Il governo e l’Aran stanno cercando di chiudere velocemente la parte normativa del CCNL del 2018-21, che andrebbe ad attuarsi per il futuro, e la residuale parte economica di 300 milioni di euro spostati dal “merito” agli aumenti stipendiali generalizzati. Non si parla di investimenti sostanziali per il 2024 a favore del personale della scuola. La difficile situazione economica non fa sperare in grandi aperture. Altre sono le emergenze da affrontare, emergenze spesso legate al peso politico di lobbies legate a specifiche categorie e a una riforma della fiscalità che rischia di ridurre le risorse disponibili nel bilancio dello Stato nei prossimi anni.

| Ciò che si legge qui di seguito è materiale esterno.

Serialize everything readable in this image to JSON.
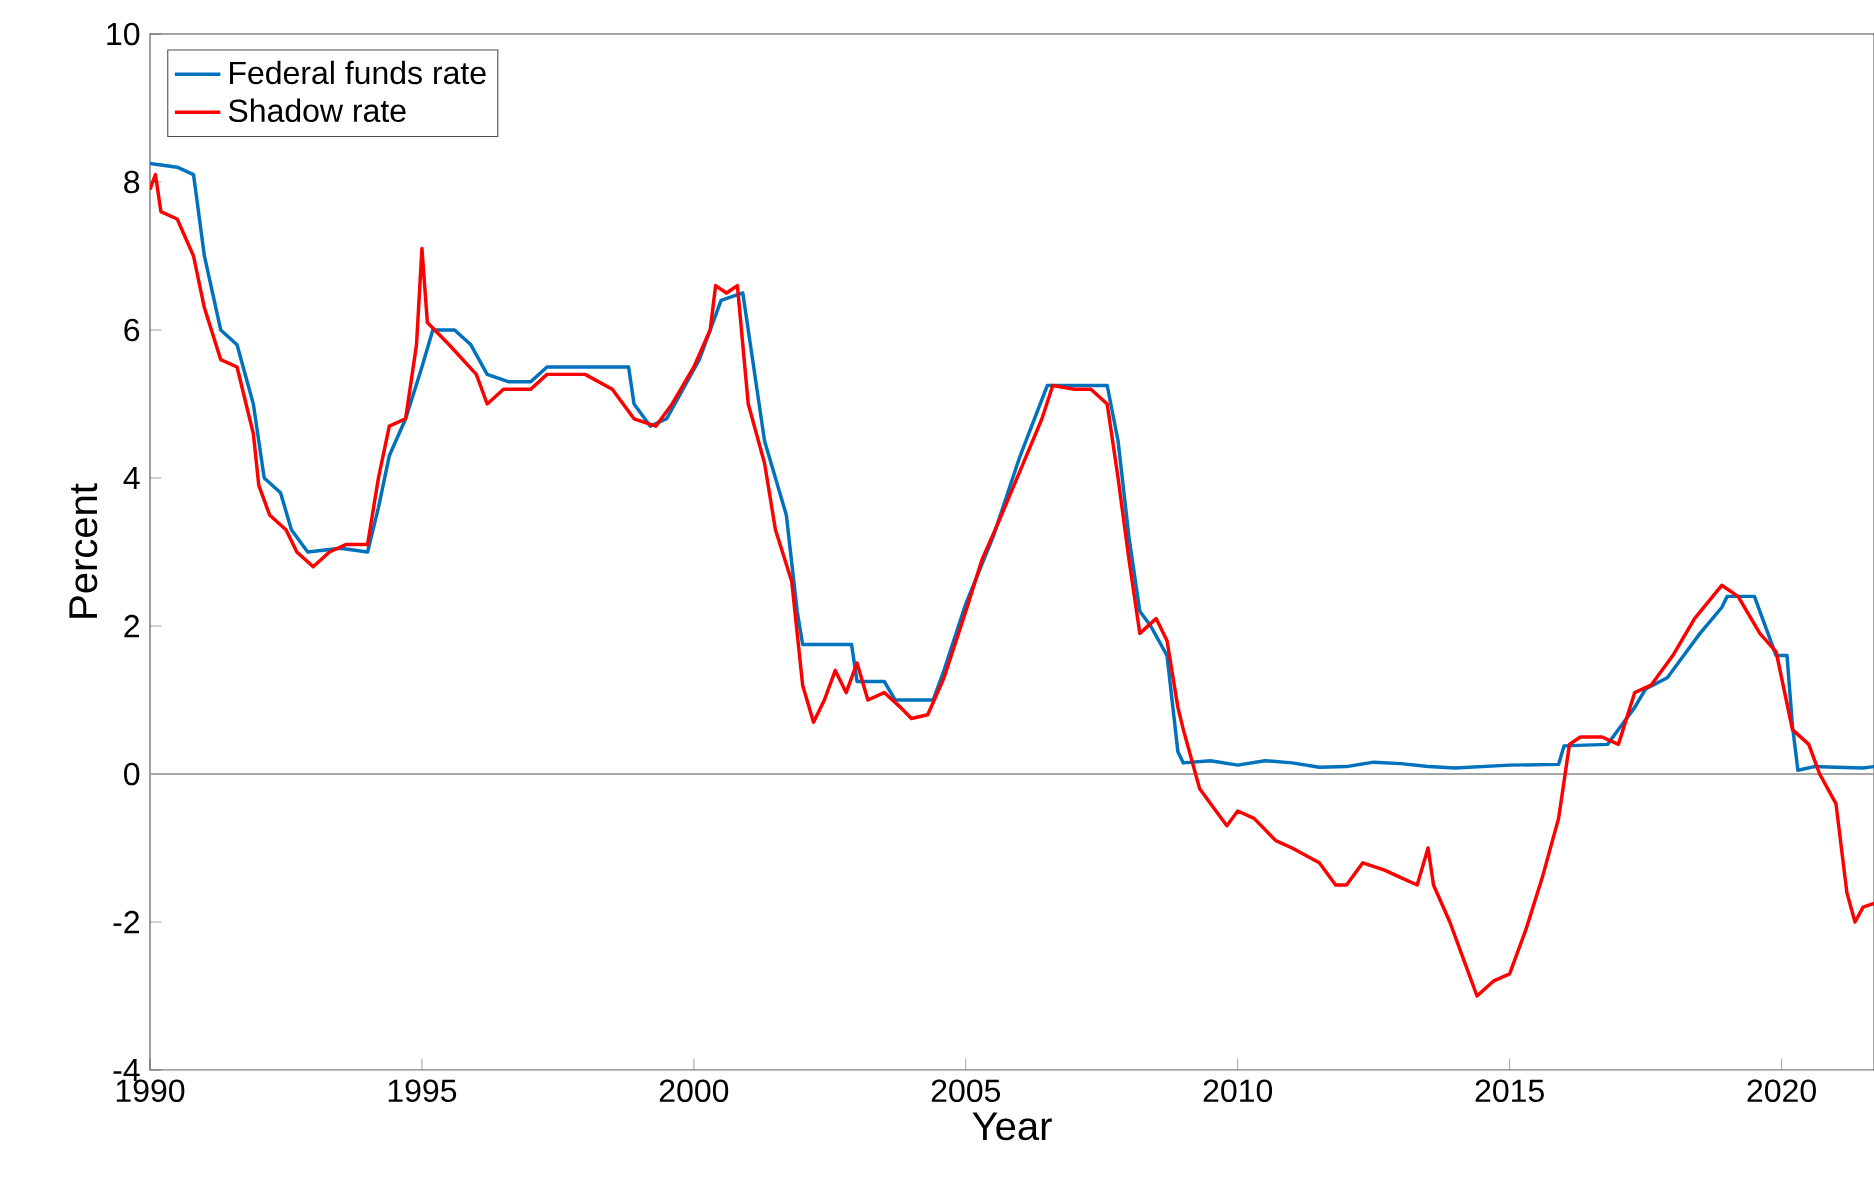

In questo contesto fa pensare la proposta della Flc-CGIL che vorrebbe utilizzare parte delle risorse (poche) disponibili per gli aumenti contrattuali (15-10 euro, se va bene) per riconoscere al precariato la possibilità di usufruire dei permessi per motivi familiari che ora sono previsti solo per il personale di ruolo.

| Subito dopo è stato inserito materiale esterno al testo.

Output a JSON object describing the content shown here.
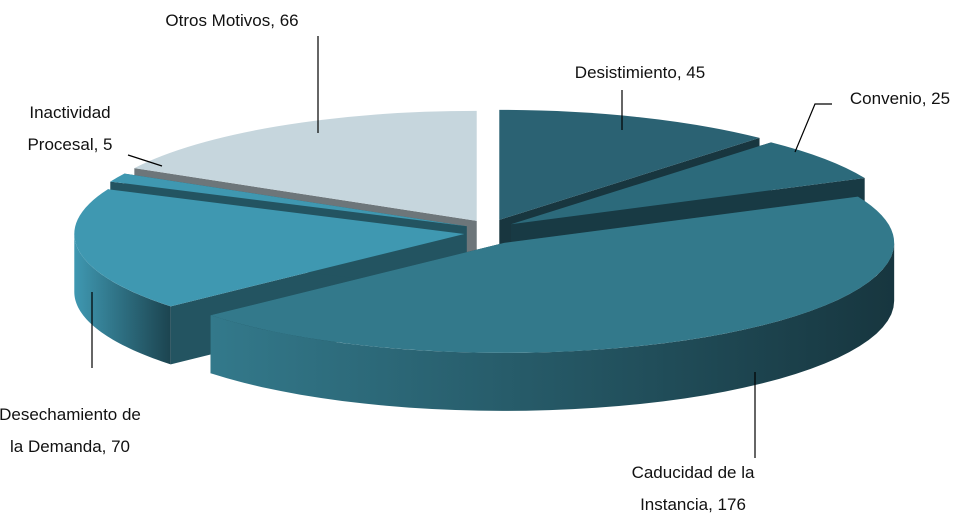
{
  "chart_data": {
    "type": "pie",
    "value_labels": [
      "Desistimiento, 45",
      "Convenio, 25",
      "Caducidad de la\nInstancia, 176",
      "Desechamiento de\nla Demanda, 70",
      "Inactividad\nProcesal, 5",
      "Otros Motivos, 66"
    ],
    "values": [
      45,
      25,
      176,
      70,
      5,
      66
    ],
    "colors": [
      "#2b6273",
      "#2c6a7b",
      "#33798b",
      "#3f98b1",
      "#3f98b1",
      "#c6d6dd"
    ]
  }
}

Ottimo proposito, ma crea non poche perplessità il metodo “solidaristico” che si vorrebbe attuare togliendo parte degli aumenti stipendiali per coprire i costi del riconoscimento dei permessi per il personale precario. Di fatto il sindacato, invece di rivendicare risorse per la sacrosanta equiparazione dei diritti tra personale di ruolo e personale precario, si accontenta di accettare le condizioni imposte dal governo di fatto autotassando il personale di ruolo per redistribuire le briciole al personale precario.

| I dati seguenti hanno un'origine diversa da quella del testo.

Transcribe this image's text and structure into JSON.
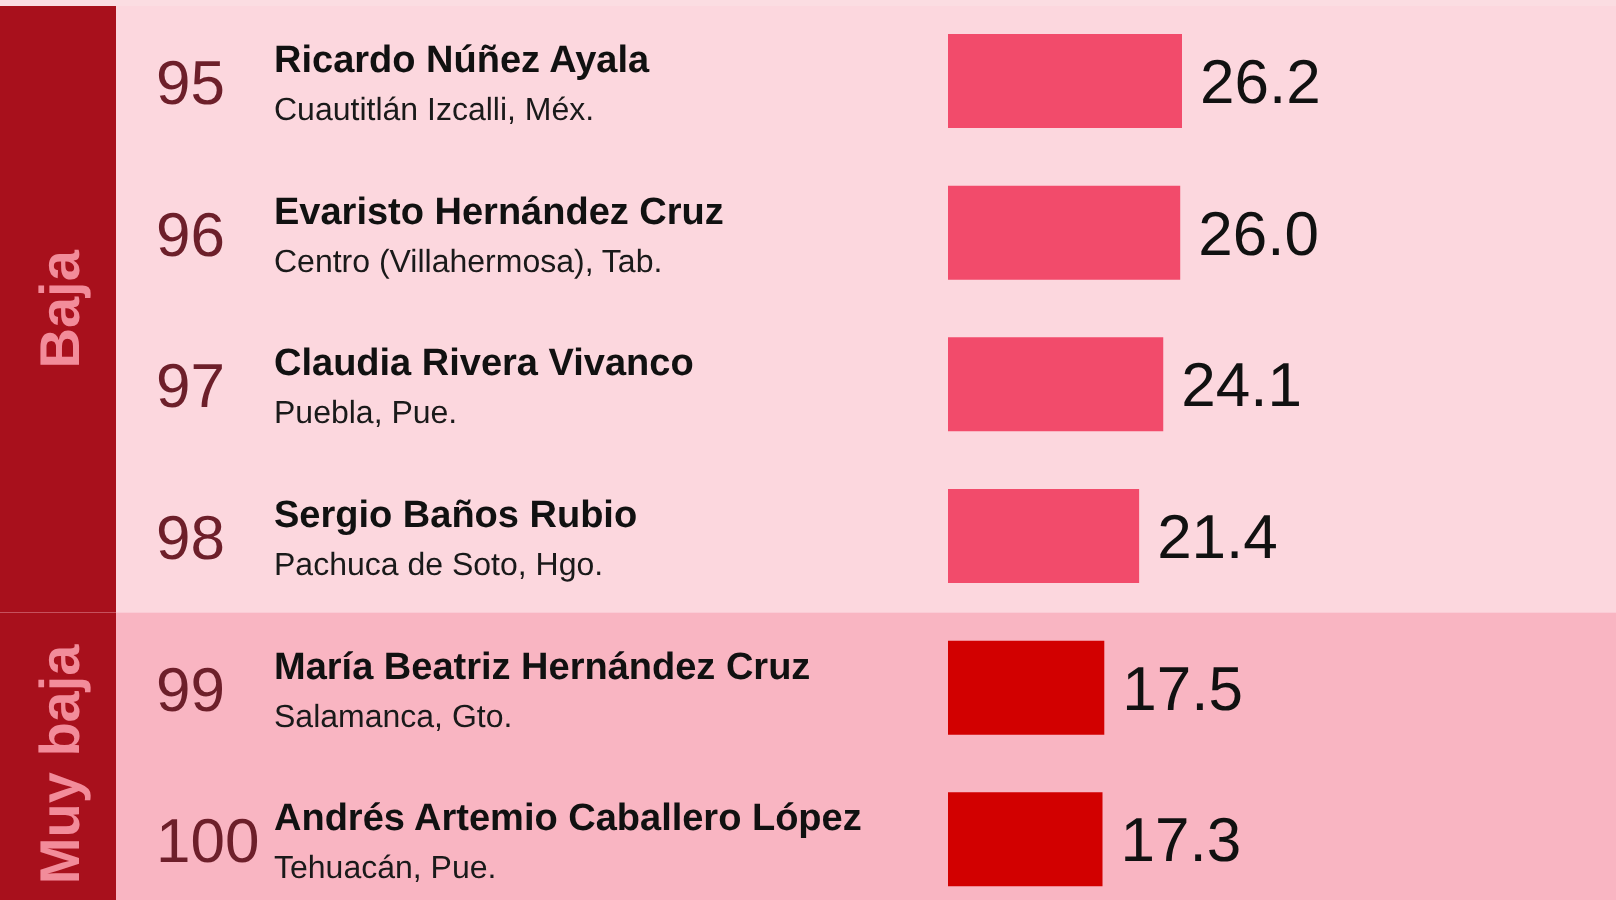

E’ un sintomo preoccupante della debolezza del sindacato anche perché la questione dei permessi per motivi di famiglia o personali, tre giorni annui più altri sei giorni scalabili dalle ferie, è spesso oggetto di scontro tra dirigenti scolastici e richiedenti. Infatti i dirigenti scolastici non infrequentemente cercano di limitare la concessione dei tre giorni rifiutandosi di concedere i sei giorni di ferie che dovrebbero essere utilizzati con le modalità dei tre giorni previsti per motivi personali adducendo presunti oneri per l’amministrazione non riconosciuti dal CCNL.
Non è solo un problema per i precari, ma di tutto il personale docente.
Mentre nei grandi paesi europei monta la contestazione sociale contro le “riforme” finalizzate alla riduzione dello stato sociale e dei diritti e dei salari dei lavoratori, in Italia tutto tace.
Nel mondo della scuola si assiste ad una acquiescenza preoccupante di fronte all’aumento dei carichi di lavoro, delle responsabilità in capo ai docenti e alle infinite riforme che stanno cambiando in peggio la qualità del lavoro degli insegnanti riducendone l’autonomia e la libertà.
E’ una responsabilità dei grandi sindacati, ma anche del silenzio e dell’inerzia del personale della scuola schiacciato dall’autoritarismo di tanti dirigenti, dalla burocrazia dilagante e dalla perdita del riconoscimento sociale della professione.
Qualche volta bisognerebbe trovare il coraggio di dire no.